Old maps and new can easily chart a course of disaster

Old maps and new can easily chart a course of disaster

A political drama emerged when Vietnamese authorities refused to stamp Chinese passports featuring a map that includes disputed islands in the South China Sea labelled as Chinese territory. Instead, visas were issued on a separate piece of paper.

To Vietnam, stamping visas in these newly designed Chinese passports could mean indirect recognition of Chinese sovereignty over the islands. The Philippines, another claimant to the disputed islands, also protested about the map on the Chinese passports.

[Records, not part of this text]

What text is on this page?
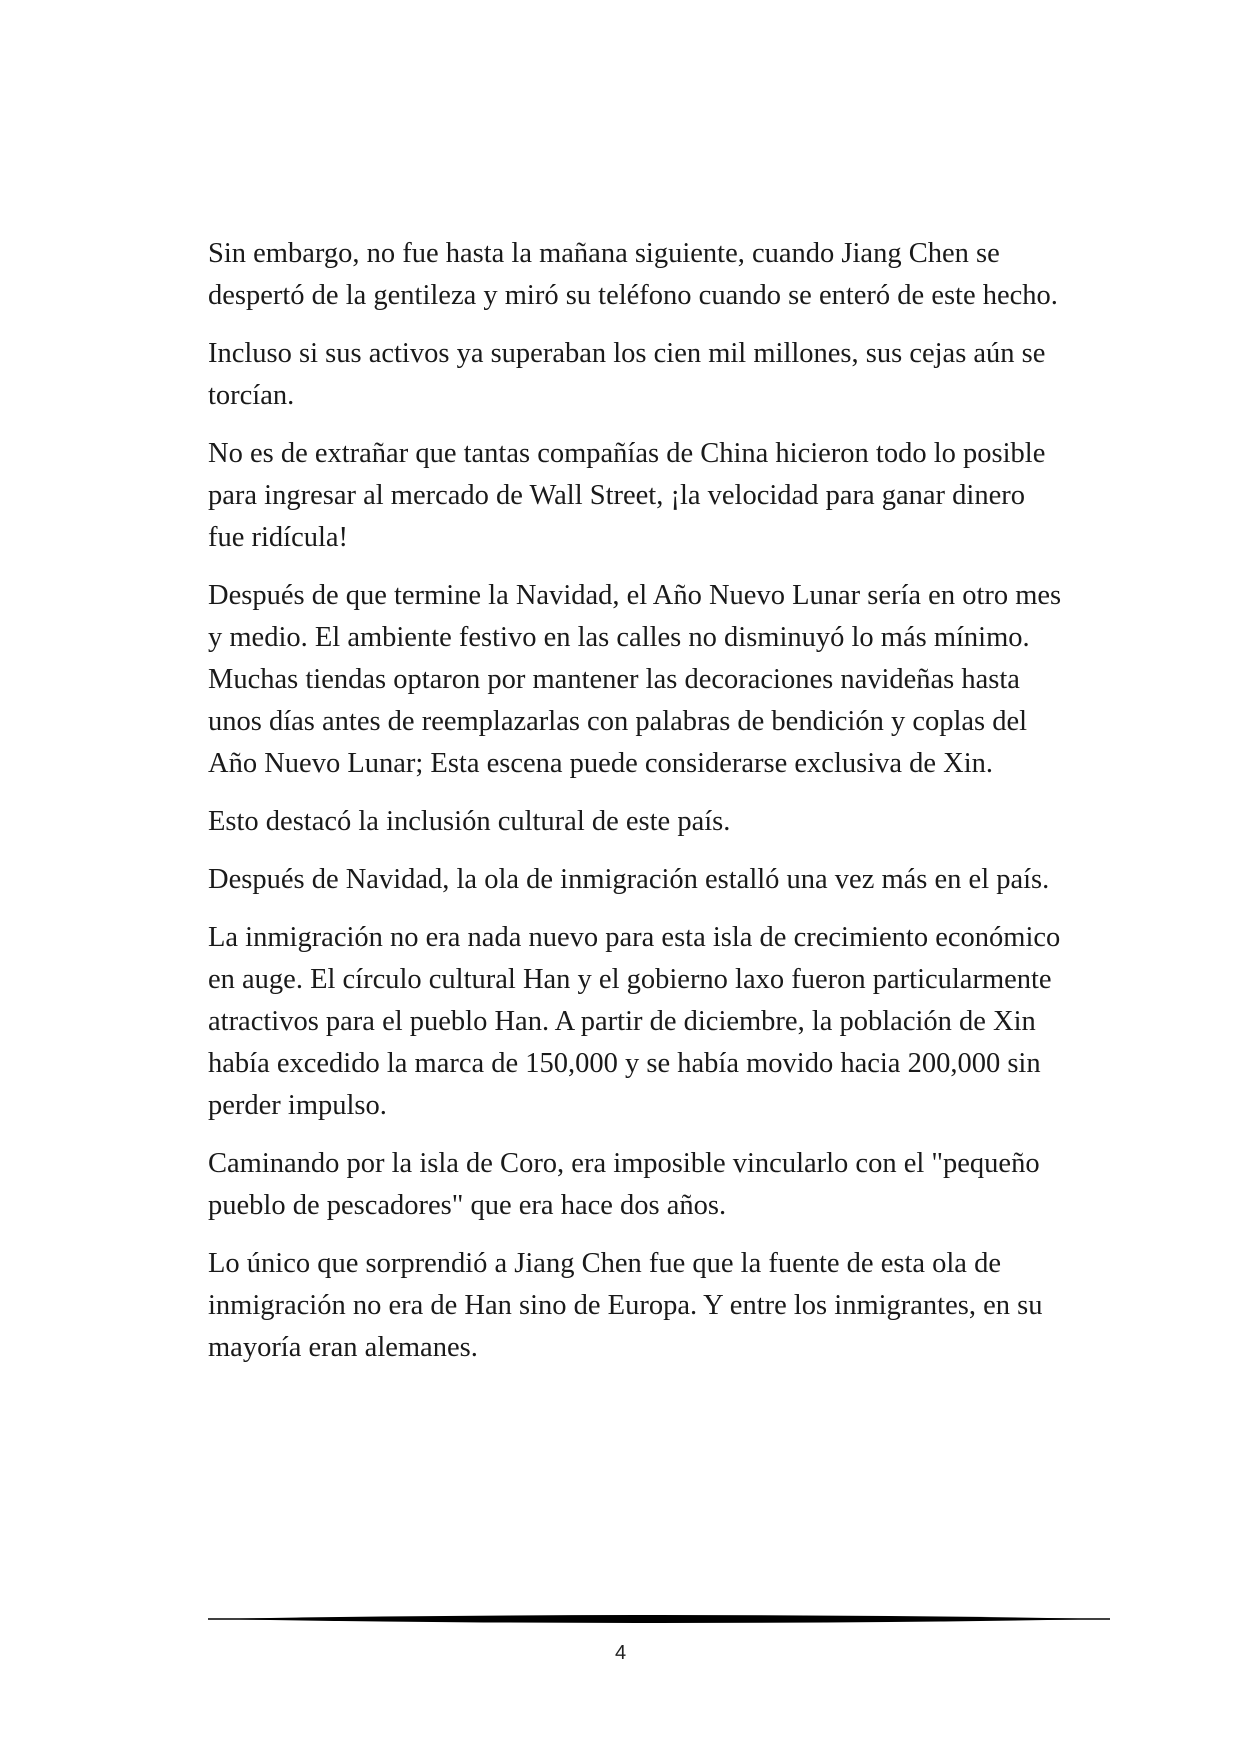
Sin embargo, no fue hasta la mañana siguiente, cuando Jiang Chen se despertó de la gentileza y miró su teléfono cuando se enteró de este hecho.

Incluso si sus activos ya superaban los cien mil millones, sus cejas aún se torcían.

No es de extrañar que tantas compañías de China hicieron todo lo posible para ingresar al mercado de Wall Street, ¡la velocidad para ganar dinero fue ridícula!

Después de que termine la Navidad, el Año Nuevo Lunar sería en otro mes y medio. El ambiente festivo en las calles no disminuyó lo más mínimo. Muchas tiendas optaron por mantener las decoraciones navideñas hasta unos días antes de reemplazarlas con palabras de bendición y coplas del Año Nuevo Lunar; Esta escena puede considerarse exclusiva de Xin.

Esto destacó la inclusión cultural de este país.

Después de Navidad, la ola de inmigración estalló una vez más en el país.

La inmigración no era nada nuevo para esta isla de crecimiento económico en auge. El círculo cultural Han y el gobierno laxo fueron particularmente atractivos para el pueblo Han. A partir de diciembre, la población de Xin había excedido la marca de 150,000 y se había movido hacia 200,000 sin perder impulso.

Caminando por la isla de Coro, era imposible vincularlo con el "pequeño pueblo de pescadores" que era hace dos años.

Lo único que sorprendió a Jiang Chen fue que la fuente de esta ola de inmigración no era de Han sino de Europa. Y entre los inmigrantes, en su mayoría eran alemanes.

4
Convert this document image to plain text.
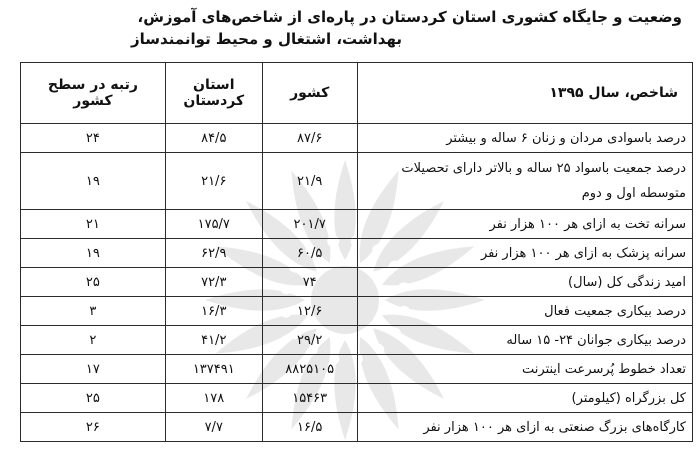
وضعیت و جایگاه کشوری استان کردستان در پاره‌ای از شاخص‌های آموزش،
بهداشت، اشتغال و محیط توانمندساز
شاخص، سال ۱۳۹۵	کشور	استان کردستان	رتبه در سطح کشور
درصد باسوادی مردان و زنان ۶ ساله و بیشتر	۸۷/۶	۸۴/۵	۲۴
درصد جمعیت باسواد ۲۵ ساله و بالاتر دارای تحصیلات متوسطه اول و دوم	۲۱/۹	۲۱/۶	۱۹
سرانه تخت به ازای هر ۱۰۰ هزار نفر	۲۰۱/۷	۱۷۵/۷	۲۱
سرانه پزشک به ازای هر ۱۰۰ هزار نفر	۶۰/۵	۶۲/۹	۱۹
امید زندگی کل (سال)	۷۴	۷۲/۳	۲۵
درصد بیکاری جمعیت فعال	۱۲/۶	۱۶/۳	۳
درصد بیکاری جوانان ۲۴- ۱۵ ساله	۲۹/۲	۴۱/۲	۲
تعداد خطوط پُرسرعت اینترنت	۸۸۲۵۱۰۵	۱۳۷۴۹۱	۱۷
کل بزرگراه (کیلومتر)	۱۵۴۶۳	۱۷۸	۲۵
کارگاه‌های بزرگ صنعتی به ازای هر ۱۰۰ هزار نفر	۱۶/۵	۷/۷	۲۶
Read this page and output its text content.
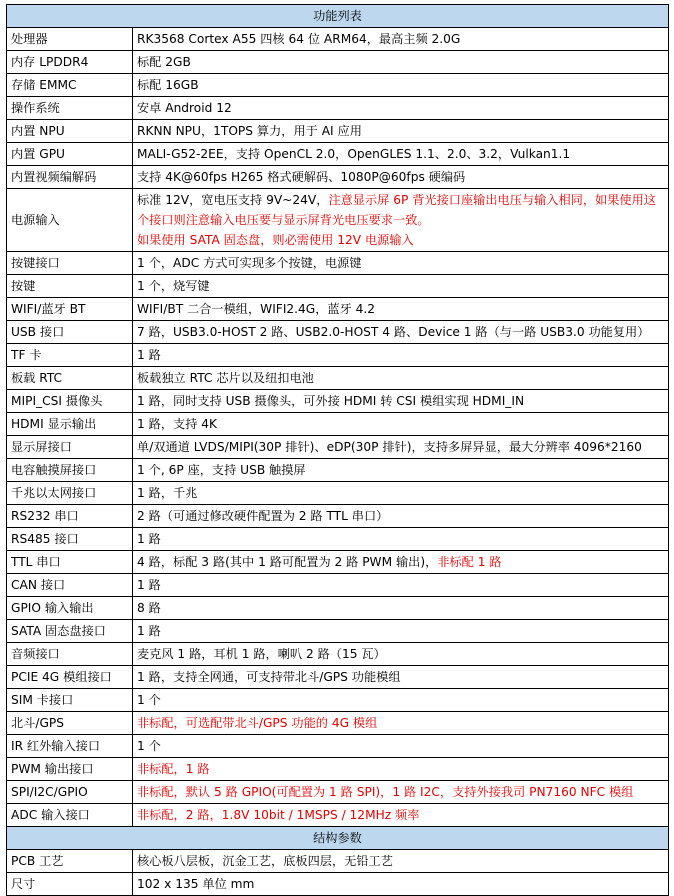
功能列表	
处理器	RK3568 Cortex A55 四核 64 位 ARM64，最高主频 2.0G
内存 LPDDR4	标配 2GB
存储 EMMC	标配 16GB
操作系统	安卓 Android 12
内置 NPU	RKNN NPU，1TOPS 算力，用于 AI 应用
内置 GPU	MALI-G52-2EE，支持 OpenCL 2.0，OpenGLES 1.1、2.0、3.2，Vulkan1.1
内置视频编解码	支持 4K@60fps H265 格式硬解码、1080P@60fps 硬编码
电源输入	标准 12V，宽电压支持 9V~24V，注意显示屏 6P 背光接口座输出电压与输入相同，如果使用这个接口则注意输入电压要与显示屏背光电压要求一致。
如果使用 SATA 固态盘，则必需使用 12V 电源输入
按键接口	1 个，ADC 方式可实现多个按键，电源键
按键	1 个，烧写键
WIFI/蓝牙 BT	WIFI/BT 二合一模组，WIFI2.4G，蓝牙 4.2
USB 接口	7 路，USB3.0-HOST 2 路、USB2.0-HOST 4 路、Device 1 路（与一路 USB3.0 功能复用）
TF 卡	1 路
板载 RTC	板载独立 RTC 芯片以及纽扣电池
MIPI_CSI 摄像头	1 路，同时支持 USB 摄像头，可外接 HDMI 转 CSI 模组实现 HDMI_IN
HDMI 显示输出	1 路，支持 4K
显示屏接口	单/双通道 LVDS/MIPI(30P 排针)、eDP(30P 排针)，支持多屏异显，最大分辨率 4096*2160
电容触摸屏接口	1 个, 6P 座，支持 USB 触摸屏
千兆以太网接口	1 路，千兆
RS232 串口	2 路（可通过修改硬件配置为 2 路 TTL 串口）
RS485 接口	1 路
TTL 串口	4 路，标配 3 路(其中 1 路可配置为 2 路 PWM 输出)，非标配 1 路
CAN 接口	1 路
GPIO 输入输出	8 路
SATA 固态盘接口	1 路
音频接口	麦克风 1 路，耳机 1 路，喇叭 2 路（15 瓦）
PCIE 4G 模组接口	1 路，支持全网通，可支持带北斗/GPS 功能模组
SIM 卡接口	1 个
北斗/GPS	非标配，可选配带北斗/GPS 功能的 4G 模组
IR 红外输入接口	1 个
PWM 输出接口	非标配，1 路
SPI/I2C/GPIO	非标配，默认 5 路 GPIO(可配置为 1 路 SPI)，1 路 I2C，支持外接我司 PN7160 NFC 模组
ADC 输入接口	非标配，2 路，1.8V 10bit / 1MSPS / 12MHz 频率
结构参数	
PCB 工艺	核心板八层板，沉金工艺，底板四层，无铅工艺
尺寸	102 x 135 单位 mm
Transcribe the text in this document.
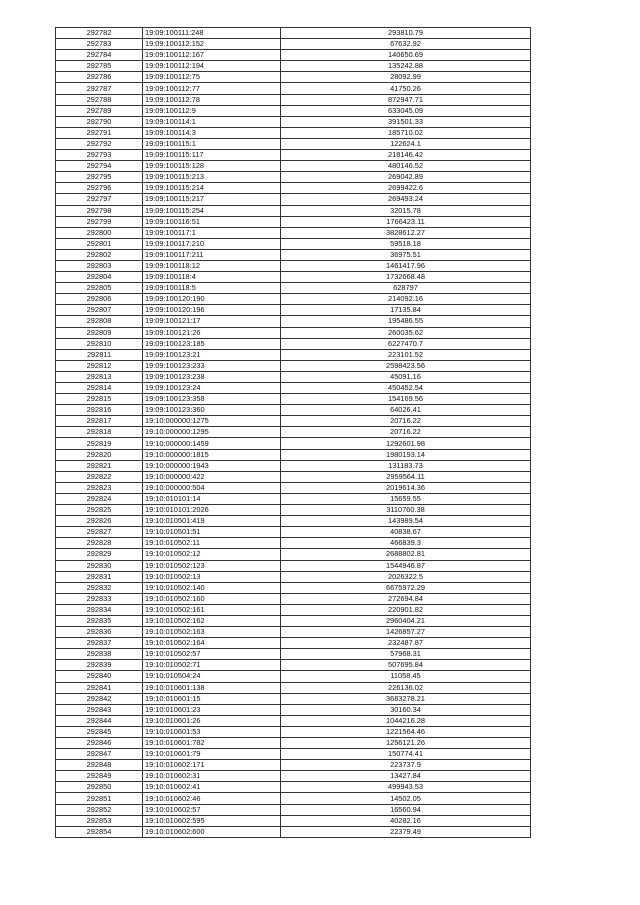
292782	19:09:100111:248	293810.79
292783	19:09:100112:152	67632.92
292784	19:09:100112:167	140650.69
292785	19:09:100112:194	135242.88
292786	19:09:100112:75	28092.99
292787	19:09:100112:77	41750.26
292788	19:09:100112:78	872947.71
292789	19:09:100112:9	633045.09
292790	19:09:100114:1	391501.33
292791	19:09:100114:3	185710.02
292792	19:09:100115:1	122624.1
292793	19:09:100115:117	218146.42
292794	19:09:100115:128	480146.52
292795	19:09:100115:213	269042.89
292796	19:09:100115:214	2699422.6
292797	19:09:100115:217	269493.24
292798	19:09:100115:254	32015.78
292799	19:09:100116:51	1766423.11
292800	19:09:100117:1	3828612.27
292801	19:09:100117:210	59518.18
292802	19:09:100117:211	36975.51
292803	19:09:100118:12	1461417.96
292804	19:09:100118:4	1732668.48
292805	19:09:100118:5	628797
292806	19:09:100120:190	214092.16
292807	19:09:100120:196	17135.84
292808	19:09:100121:17	195486.55
292809	19:09:100121:26	260035.62
292810	19:09:100123:185	6227470.7
292811	19:09:100123:21	223101.52
292812	19:09:100123:233	2598423.56
292813	19:09:100123:238	45091.16
292814	19:09:100123:24	450452.54
292815	19:09:100123:358	154169.56
292816	19:09:100123:360	64026.41
292817	19:10:000000:1275	20716.22
292818	19:10:000000:1295	20716.22
292819	19:10:000000:1459	1292601.98
292820	19:10:000000:1815	1980193.14
292821	19:10:000000:1943	131183.73
292822	19:10:000000:422	2959564.11
292823	19:10:000000:504	2019614.36
292824	19:10:010101:14	15659.55
292825	19:10:010101:2026	3110760.38
292826	19:10:010501:419	143989.54
292827	19:10:010501:51	40838.67
292828	19:10:010502:11	466839.3
292829	19:10:010502:12	2688802.81
292830	19:10:010502:123	1544946.87
292831	19:10:010502:13	2026322.5
292832	19:10:010502:140	6675972.29
292833	19:10:010502:160	272694.84
292834	19:10:010502:161	220901.82
292835	19:10:010502:162	2960404.21
292836	19:10:010502:163	1426857.27
292837	19:10:010502:164	232487.87
292838	19:10:010502:57	57968.31
292839	19:10:010502:71	507695.84
292840	19:10:010504:24	11058.45
292841	19:10:010601:138	226136.02
292842	19:10:010601:15	3683278.21
292843	19:10:010601:23	30160.34
292844	19:10:010601:26	1044216.28
292845	19:10:010601:53	1221564.46
292846	19:10:010601:782	1256121.26
292847	19:10:010601:79	150774.41
292848	19:10:010602:171	223737.9
292849	19:10:010602:31	13427.84
292850	19:10:010602:41	499943.53
292851	19:10:010602:46	14502.05
292852	19:10:010602:57	16560.94
292853	19:10:010602:595	40282.16
292854	19:10:010602:600	22379.49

Meanwhile, India is furious as the Chinese passports also incorporate their disputed territory near the Sino-Indian border as part of China. In retaliation, India has started to issue visas to Chinese citizens with a map of India that includes all territories claimed by New Delhi.

Maps have long been a powerful device in the expansion and protection of national sovereignty.

The Chinese are known to be masters of map reproduction.

Maps have become favourite souvenirs given to visitors to China. Each time maps are reproduced, Chinese territory is enlarged. In colonial times, maps were used to identify spheres of hegemonisation of the European powers.

Today, maps serve a similar purpose as a symbol of territorial integrity and sovereign rights.

But maps are not the only instrument in inculcating a sense of nationhood and the power of the political rulers. Historic sites and buildings have become landmarks of ownership too.

After winning the Preah Vihear case in the International Court of Justice in 1962, which ruled that the ancient temple belonged to Cambodia, the Cambodian government printed the image of the disputed temple on the back of its 2,000 riel banknotes. The purpose was to reiterate Cambodia's rightful ownership of Preah Vihear.

As part of defending what are meant to be their territories and properties, nations also depict themselves as being under constant threat posed by outsiders. Many countries around the world have often claimed to have lost territory or property so as to justify the need to regain them.

In a classic case, foreign powers or immoral neighbours were usually blamed for stealing national territories or properties unjustly. Thai historian Thongchai Winichakul observed that Lao nationalists talk about losing Isan to Thailand. Cambodians talk about losing territories to Thailand and Vietnam.

They produce maps of lost territories like Thai nationalists did for generations. Thais have been taught that their territories were lost as well.

Every country has lost territory. The idea of loss is a powerful tool used to whip up nationalism, especially in domestic politics.

Arriving in power in 1938, Field Marshal Plaek Pibunsongkram began the process of re-glorifying Siam's history and revived the issue of lost territories to legitimise his military regime.

He embarked on a campaign to recover lost provinces from the French. He closely collaborated with Luang Wichit Wathakan, a prolific nationalist writer and composer, to reconstruct Thai history, one that portrayed the country's vulnerability and at the same time its greatness in the past.

The Plaek government then printed a Siamese map which showed Cambodia as being historically a Siamese territory.

It also claimed the Siamese and Khmers were one and the same people. France had to warn Plaek against harbouring any designs on Cambodia.

The need to highlight the issue of lost territories in the country's history has been to ignite a sense of nationalism among the people, and to seek their support, compliance and submission in regards to state policy.

In reality, leaders could have been facing a legitimacy crisis and thus exploiting the issue of lost territories to cover up their shortcomings.

In January 2003, the Thai embassy in Phnom Penh was burned down by Cambodian nationalists.

A few days earlier, a local Cambodian newspaper reported that Suvanand Kongying, a famous Thai actress, declared that Angkor Wat belonged to Thailand.

Her alleged statement immediately stirred up great resentment inside Cambodia.

Prime Minister Hun Sen angrily responded that Suvanand was not even worth a blade of grass at Angkor.

However, the underlying message was not really about protecting the dignity of Cambodia's territorial integrity.

A Cambodian general election was around the corner and the conflict with Thailand could have been used to favour or undermine certain political factions.

The opposition party condemned Hun Sen for his plot to divert the public's attention away from his government's inability to wipe out corruption and its willingness to allow Vietnamese candidates to run in the election under his party, the Cambodian Peoples Party (CCP).

From the issues of the South China Sea to the Preah Vihear temple, countries involved have employed several tactics to overcome their weaknesses as well as to regain supposedly lost legitimacy as they are dealing with disputed territories and properties.

They have chosen to rely on mapping technology to reaffirm their ownership.

But they must have forgotten that mapping technology can be immensely arbitrary. In the past, territories were demarcated according to the limits of European powers.

At the present day, maps continue to serve as a manipulative object which inevitably provokes conflict and confrontation.


Pavin Chachavalpongpun is associate professor at Kyoto University's Centre for Southeast Asian Studies.